When Mr. William Fletcher gave his first lecture in England, in the Steinway Hall, my husband, Colonel Lean, and I, went to hear him. We had never seen Mr. Fletcher before, nor any of his family, nor did he know we were amongst the audience. Our first view of him was when he stepped upon the platform, and we were seated quite in the body of the hall, which was full. It was Mr. Fletcher's custom, after his lecture was concluded, to describe such visions as were presented to him, and he only asked in return that if the people and places were recognized, those who recognized them would be brave enough to say so, for the sake of the audience and himself. I can understand that strangers who went there and heard nothing that concerned themselves would be very apt to imagine it was all humbug, and that those who claimed a knowledge of the visions were simply confederates of Mr. Fletcher. But there is nothing more true than that circumstances alter cases. I entered Steinway Hall as a perfect stranger, and as a press-writer, quite prepared to expose trickery if I detected it. And this is what I heard. After Mr. Fletcher had described several persons and scenes unknown to me, he took out a handkerchief and began to wipe his face, as though he were very warm.

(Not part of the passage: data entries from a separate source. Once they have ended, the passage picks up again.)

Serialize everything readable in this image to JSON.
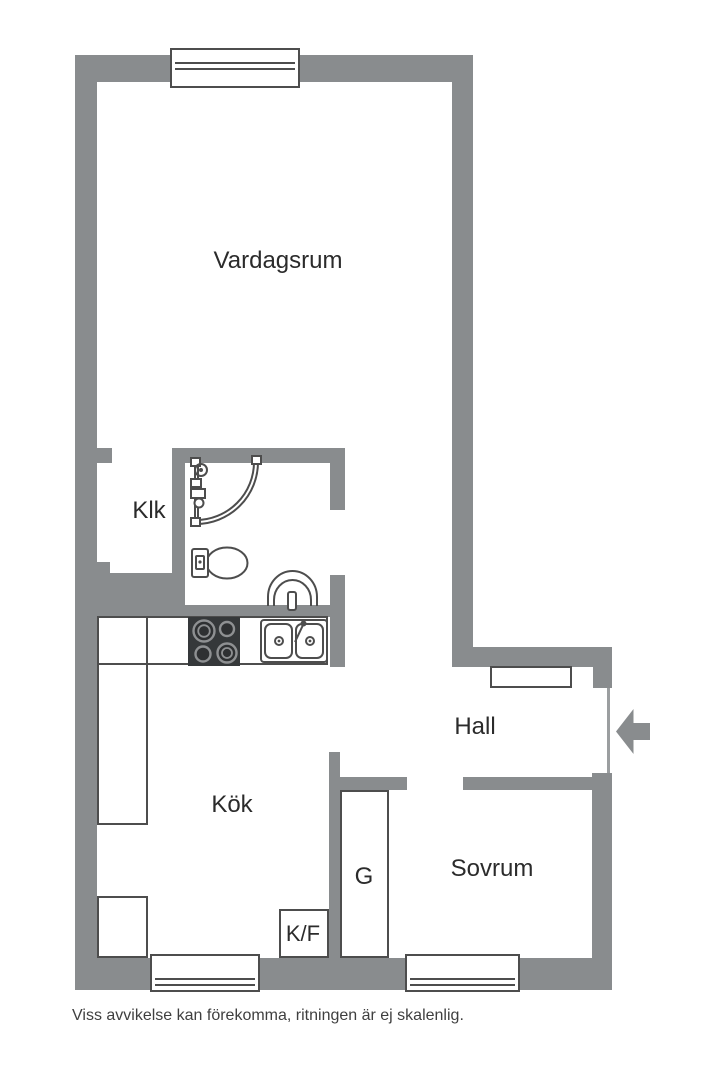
{
  "rooms": {
    "vardagsrum": {
      "label": "Vardagsrum"
    },
    "klk": {
      "label": "Klk"
    },
    "kok": {
      "label": "Kök"
    },
    "hall": {
      "label": "Hall"
    },
    "garderob": {
      "label": "G"
    },
    "kyl_frys": {
      "label": "K/F"
    },
    "sovrum": {
      "label": "Sovrum"
    }
  },
  "disclaimer": "Viss avvikelse kan förekomma, ritningen är ej skalenlig.",
  "colors": {
    "wall": "#898c8e",
    "line": "#4d4d4d",
    "text": "#2b2b2b",
    "disclaimer": "#3f3f3f",
    "stove": "#35383a",
    "burner": "#8e9092",
    "opening": "#9b9ea0"
  },
  "fixtures": {
    "shower": "shower-icon",
    "toilet": "toilet-icon",
    "bathroom_sink": "washbasin-icon",
    "stove": "stove-icon",
    "kitchen_sink": "double-sink-icon",
    "entrance": "entrance-arrow-icon",
    "windows": "window-icon",
    "hall_cabinet": "hall-cabinet",
    "wardrobe": "wardrobe-cabinet",
    "fridge_freezer": "fridge-freezer-cabinet"
  }
}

"I am no longer in England, now," he said. "The scene has quite changed, and I am taken over the sea, thousands of miles away, and I am in a chamber with all the doors and windows open. Oh! how hot it is! I think I am somewhere in the tropics. O! I see why I have been brought here! It is to see a young man die! This is a death chamber. He is lying on a bed. He looks very pale, and he is very near death, but he has only been ill a short time. His hair is a kind of golden chestnut color, and he has blue eyes. He is an Englishman, and I can see the letter 'P' above his head. He has not been happy on earth, and he is quite content to die. He pushes all the influences that are round his bed away from him. Now I see a lady come and sit down beside him. He holds her hand, and appears to ask her to do something, and I hear a strain of sweet music. It is a song he has heard in happier times, and on the breath of it his spirit passes away. It is to this lady he seems to come now. She is sitting on my left about half way down the hall. A little girl, with her hands full of blue flowers, points her out to me. The little girl holds up the flowers, and I see they are woven into a resemblance of the letter F. She tells me that is the initial letter of her mother's name and her own. And I see this message written.

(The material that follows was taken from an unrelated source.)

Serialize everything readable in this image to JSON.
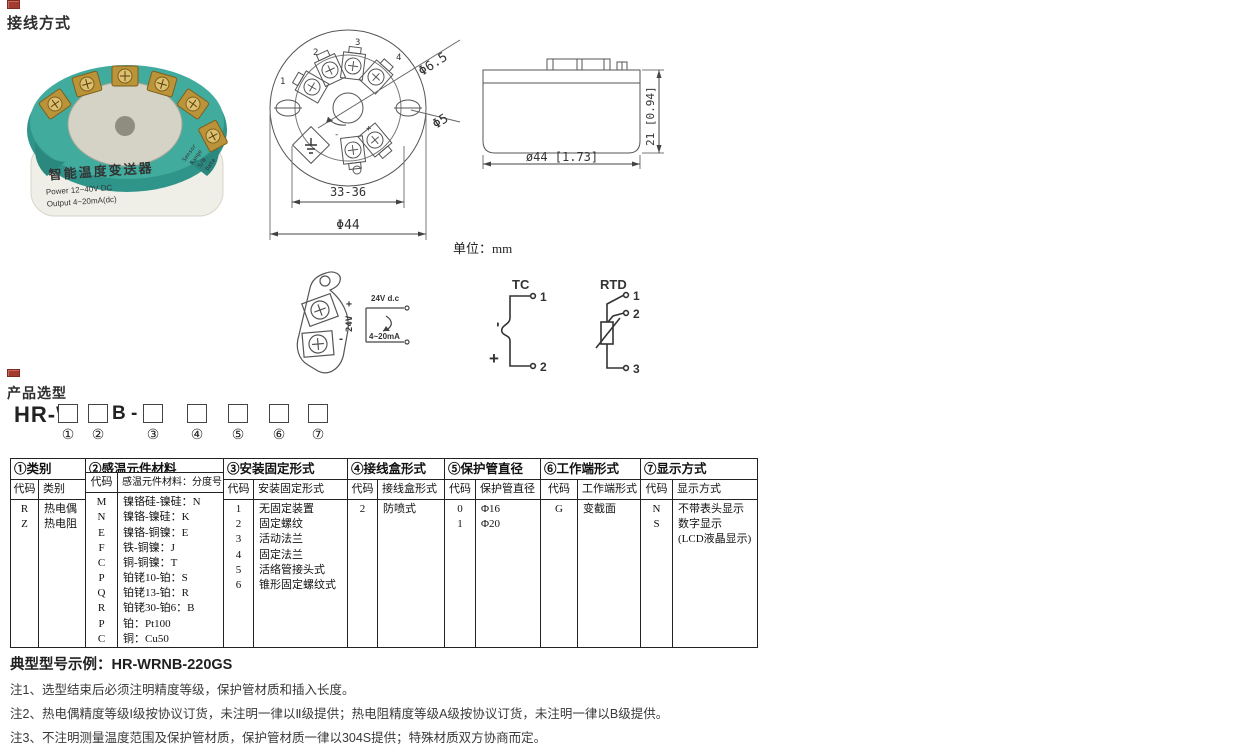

"'To my dearest friend, for such you ever were to me from the beginning. I have been with you through all your time of trial and sorrow, and I am rejoiced to see that a happier era is beginning for you. I am always near you. The darkness is fast rolling away, and happiness will succeed it. Pray for me, and I shall be near you in your prayers. I pray God to bless you and to bless me, and to bring us together again in the summer land.'
"And I see the spirit pointing with his hand far away, as though to intimate that the happiness he speaks of is only the beginning of some that will extend to a long distance of time. I see this scene more plainly than any I have ever seen before."
These words were written down at the time they were spoken. Colonel Lean and I were sitting in the very spot indicated by Mr. Fletcher, and the little girl with the blue flowers was my spirit child, "Florence," whose history I shall give in the next chapter. But my communications with John Powles, though very extraordinary, were not satisfactory to me. I am the "Thomas, surnamed Didymus," of the spiritualistic world, who wants to see and touch and handle before I can altogether believe. I wanted to meet John Powles and talk with him face to face, and it seemed such an impossibility for him to materialize in the light that, after his two failures with Miss Showers, he refused to try. I was always worrying him to tell me if we should meet in the body before I left this world, and his answer was always, "Yes! but not just yet!" I had no idea then that I should have to cross the Atlantic before I saw my dear old friend again.